Weatherston, a new addition to the media studies and production department, is not one to be shy around media production.

“This is my seventh year teaching media production,” said Weatherston, who earned her master’s degree in media arts from Wayne State University, and was a doctoral candidate in media art and text from Virginia Commonwealth University. “I used to have a small production company in Detroit, and I also worked for the NBC affiliate in Detroit, WDIV-TV, as a commercial producer, and I’ve been making media in terms of television and video, art, film, photography, text, writing all kinds of different media formats, probably since I was in eighth grade.”

The seasoned media arts aficionada made her base in Detroit, but transitioning from the Motor City has still taken some adjustment for Weatherston.

“I think Philadelphia is awesome,” Weatherston said. “It’s not that much like Detroit…but Philadelphia is big, so it took me a while to acclimate to its size and population, but I really love it.”

Despite the name of the course insinuating it is solely a theory class exploring different kinds of media genres, Weatherston has her students learning in a hands-on manner. The students were split into five groups and assigned to shoot, direct and produce their own long-form narrative documentaries focused on a topic of their choice.

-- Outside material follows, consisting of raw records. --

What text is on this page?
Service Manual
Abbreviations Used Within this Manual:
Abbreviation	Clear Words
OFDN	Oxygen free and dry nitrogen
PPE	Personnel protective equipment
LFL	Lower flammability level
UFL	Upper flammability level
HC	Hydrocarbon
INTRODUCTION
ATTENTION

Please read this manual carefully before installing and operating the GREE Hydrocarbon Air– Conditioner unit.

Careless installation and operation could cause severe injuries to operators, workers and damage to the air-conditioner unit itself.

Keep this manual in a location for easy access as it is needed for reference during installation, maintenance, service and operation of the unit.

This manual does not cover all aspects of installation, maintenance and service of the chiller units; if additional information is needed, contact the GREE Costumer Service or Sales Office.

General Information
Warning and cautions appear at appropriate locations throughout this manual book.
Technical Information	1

“The first day we started talking about ideas and the power of the camera, how to capture life stories that represent the universal truth — ones that we can all connect with,” Weatherston said on the process of picking a topic and creating a base idea for a documentary. “It has this power to educate, illustrate and illuminate facets of the world that we don’t regularly see in everyday life.”

The five different documentaries cover a wide variety of topics — from light-hearted to serious ones.

“Going Steady: Dating 2.0,” for example, focuses on college dating and love life. An untitled piece aims to provide a look on the food truck culture on Main Campus. A piece with the working title “My Basement’s a S—hole” provides a look at punk and DIY shows and subcultures in Philadelphia. “Death and Dignity,” meanwhile, weighs in on the debate over the practice of physician-assisted suicide and use of euthanasia in Pennsylvania. And the last one, “Flush,” is a critique on the best and worst toilets on Main Campus.

Each group went through the process of pitching ideas, conducting intensive research, holding technical and production meetings and writing, all culminating in each group’s narrative innovation.

Olivia Katulka, a senior MSP major, took the class in order to gain more knowledge and experience for her concentration in TV production. But Katulka found the class to be so much more.

“This class has definitely shown me a desire to do freelance documentary [work], not necessarily as my career, just to do more things regarding production and being able to tell a story that’s improbable to me through documentary,” Katulka said.

Katulka, who is part of the “Going Steady” team, added, “Weatherston has shown so many different documentaries that range from comical to heart-wrenching. Documentaries are more than informative, they can tug at your heart strings, make you cry and see different aspects of different people’s lives around the world and learn about various things you’ve never known before.”

Nick Lucier, a junior MSP major who is also a part of the “Going Steady” team, has also been charmed by the allure of the documentary genre.

“[The class] opened my mind to trying other things that are more long term than television production,” Lucier said.

The five documentaries created and produced by the students will have an opportunity to be shown to Temple students and faculty on Dec. 11, from 1 p.m. to 3 p.m. The location is still to be determined.

The genre of media production course is an introductory course for any type of student, whether they are a novice or a veteran in media production. Weatherston sums up the unique nature of documentaries in this one simple idea for anyone interested in creating documentaries: “It’s not news, it’s not propaganda, it’s not journalism — it’s sort of its own way of showing and expressing interesting facets of the world, people, places, things.”